I delegate my events. It's the area of my store I have the worst grasp on, the area I have to rely on good staff to manage. When everything is in order, but sales are down, I start asking a lot of event based questions. What have you heard? Why aren't they showing up? Are we priced competitively? It's also why when our community responds to our needs with overwhelming support, I'm both stunned and enormously grateful.


  1. Great article Gary! I've done some research on third space/place for my Master's in Geography. I think you did a nice job of summing it up. If you haven't read Ray Oldenburg's book, I highly recommend it. I would love to hear other points of view on this if anyone wants to discuss.

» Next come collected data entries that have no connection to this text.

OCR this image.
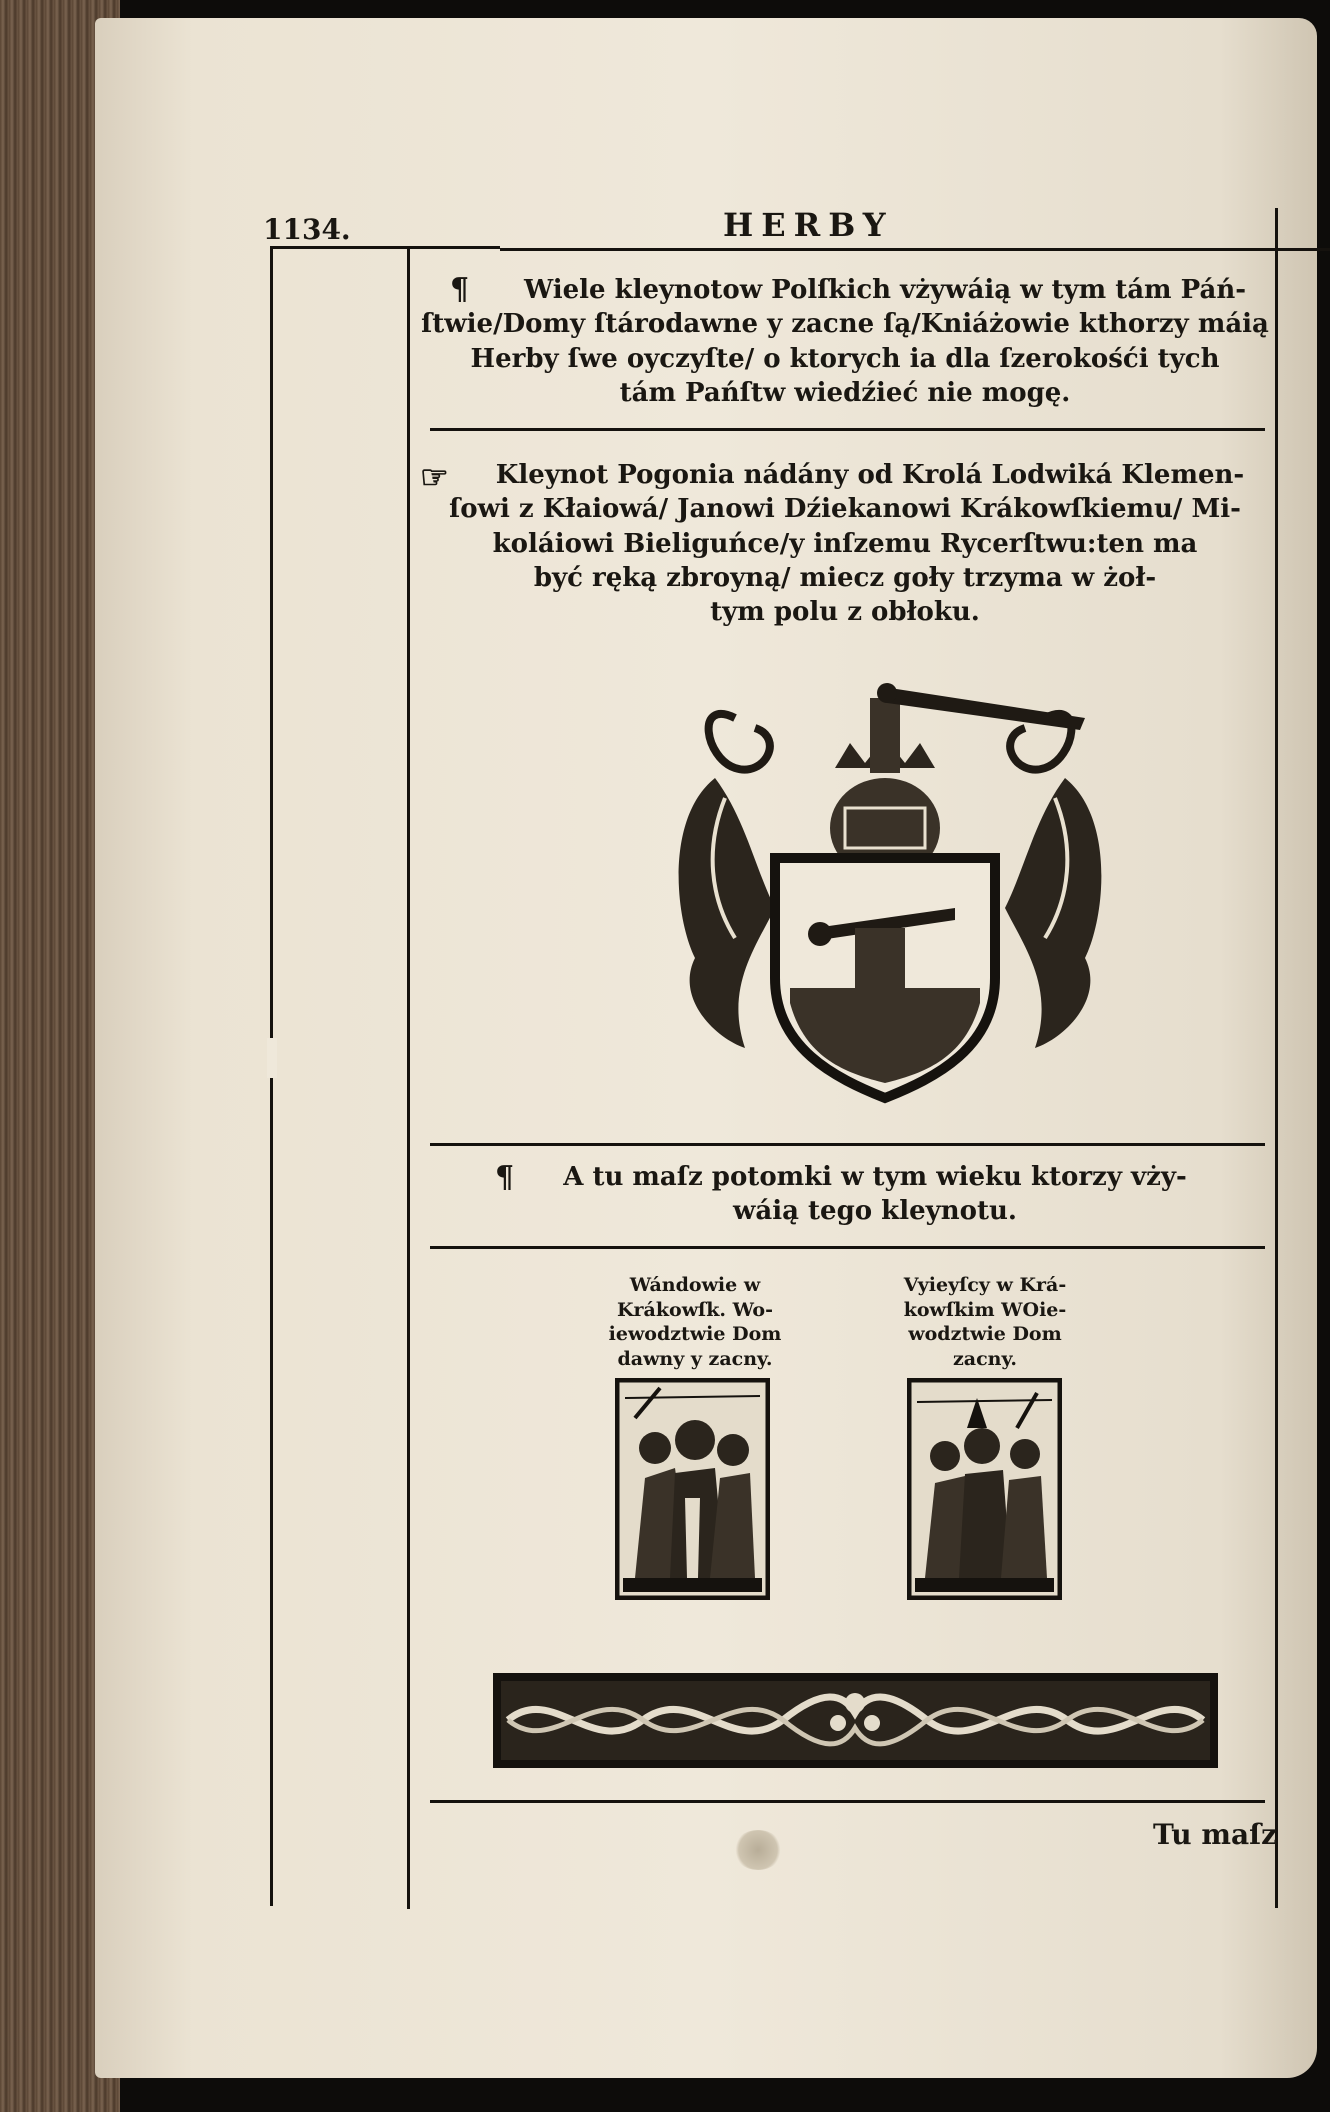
1134.	HERBY
¶	Wiele kleynotow Polſkich vżywáią w tym tám Páń-
ſtwie/Domy ſtárodawne y zacne ſą/Kniáżowie kthorzy máią
Herby ſwe oyczyſte/ o ktorych ia dla ſzerokośći tych
tám Pańſtw wiedźieć nie mogę.
☞	Kleynot Pogonia nádány od Krolá Lodwiká Klemen-
ſowi z Kłaiowá/ Janowi Dźiekanowi Krákowſkiemu/ Mi-
koláiowi Bieliguńce/y inſzemu Rycerſtwu:ten ma
być ręką zbroyną/ miecz goły trzyma w żoł-
tym polu z obłoku.
¶	A tu maſz potomki w tym wieku ktorzy vży-
wáią tego kleynotu.
Wándowie w
Krákowſk. Wo-
iewodztwie Dom
dawny y zacny.
Vyieyſcy w Krá-
kowſkim WOie-
wodztwie Dom
zacny.
Tu maſz
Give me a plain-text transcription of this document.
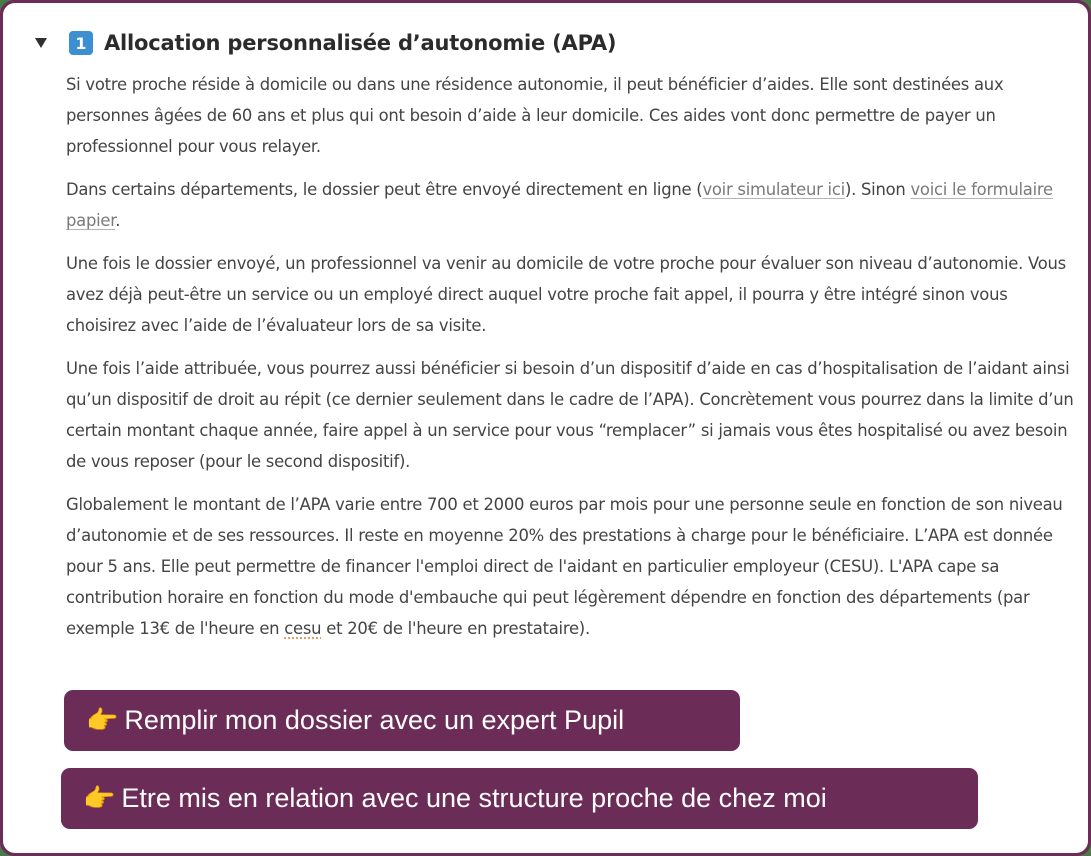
1 Allocation personnalisée d’autonomie (APA)

Si votre proche réside à domicile ou dans une résidence autonomie, il peut bénéficier d’aides. Elle sont destinées aux personnes âgées de 60 ans et plus qui ont besoin d’aide à leur domicile. Ces aides vont donc permettre de payer un professionnel pour vous relayer.

Dans certains départements, le dossier peut être envoyé directement en ligne (voir simulateur ici). Sinon voici le formulaire papier.

Une fois le dossier envoyé, un professionnel va venir au domicile de votre proche pour évaluer son niveau d’autonomie. Vous avez déjà peut-être un service ou un employé direct auquel votre proche fait appel, il pourra y être intégré sinon vous choisirez avec l’aide de l’évaluateur lors de sa visite.

Une fois l’aide attribuée, vous pourrez aussi bénéficier si besoin d’un dispositif d’aide en cas d’hospitalisation de l’aidant ainsi qu’un dispositif de droit au répit (ce dernier seulement dans le cadre de l’APA). Concrètement vous pourrez dans la limite d’un certain montant chaque année, faire appel à un service pour vous “remplacer” si jamais vous êtes hospitalisé ou avez besoin de vous reposer (pour le second dispositif).

Globalement le montant de l’APA varie entre 700 et 2000 euros par mois pour une personne seule en fonction de son niveau d’autonomie et de ses ressources. Il reste en moyenne 20% des prestations à charge pour le bénéficiaire. L’APA est donnée pour 5 ans. Elle peut permettre de financer l'emploi direct de l'aidant en particulier employeur (CESU). L'APA cape sa contribution horaire en fonction du mode d'embauche qui peut légèrement dépendre en fonction des départements (par exemple 13€ de l'heure en cesu et 20€ de l'heure en prestataire).

👉 Remplir mon dossier avec un expert Pupil
👉 Etre mis en relation avec une structure proche de chez moi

  2. How do you handle the situation when the people use your game space start thinking of your store at the clubhouse? Basically they come to your store they make a mess and they don't buy anything. What do you do then?

  3. We have a "pay to play" format for evening events, with free play during the day. Pay to play is a $5 fee which gets them $5 in store credit. So it's a guarantee they spend "something," because many won't.

  4. Off-topic: Gary, thanks for your blog. A year ago I discovered it, and it changed the way I looked at some things. After reading your "Circle of Life" post, I started asking myself what success in the GW section of my store looked like, and realized that it wasn't going to happen. I cancelled all GW products and gave the Warhammer tables away. That was one year ago next week, and it ended up being the best decision in the history of my business.

    I miss the players, and really did care about them, though they never believed me for a second. They're opening a revenge store next month. I'm pained because I see the financial realities of the situation, and I know the pain that is coming their way. Maybe I'm wrong. I'd love to be wrong. In our case, the numbers don't lie: We're much better off financially now.

    But my responsibility "to maximize shareholder value" (to provide the best life for my family and employees) has to take priority over emotion, and you helped me see that. Thank you.

  5. Gary, excellent article as always. My perspective (being in a very small town) is that you NEED to run events to survive. I've done it both ways. I started out as a sports card only retail store back in 1992. Bought my current store about a decade after that, and turned about 50/50 sports cards to MTG. Fast forward to now and we're about 90% gaming and 10% sports. We began to really gear up the MTG organized play back in 2010 when I re-established my store direct with WOTC. We had let it lapse simply because, at that time, my players didn't care whether the tournaments were sanctioned or not. As the internet became more and more of a dominant presence, I noticed our store traffic went down considerably. Ebay and Amazon make it so that your customers can shop very easily in their underwear at home.

    My answer to this wasn't to drop my prices down to meet all the internet pressure. I just started scheduling more events to bring people in. Give them a reason to WANT to come and spend time at the shop. I've found our customers will purchase product here if we're reasonably close in price. I now only have Tuesdays and Thursdays to myself. There are events going on the other 5 days/week. Some events we charge for, some events we don't. If you're in a big metro type area, I guess the retail store minus the events works. In a small area like ours, there's just not the amount of people needed to sit back and hope they come in. Running events takes a lot of the "hope" out of the equation. You pretty much know they're going to come in. Then it's up to me to take advantage of that opportunity to meet their needs. You're not just selling to them, you're building a community.

  6. Often it's games we like as well. Dropping a Dungeons & Dragons or 40K is tough when you've invested personal time and interest into it.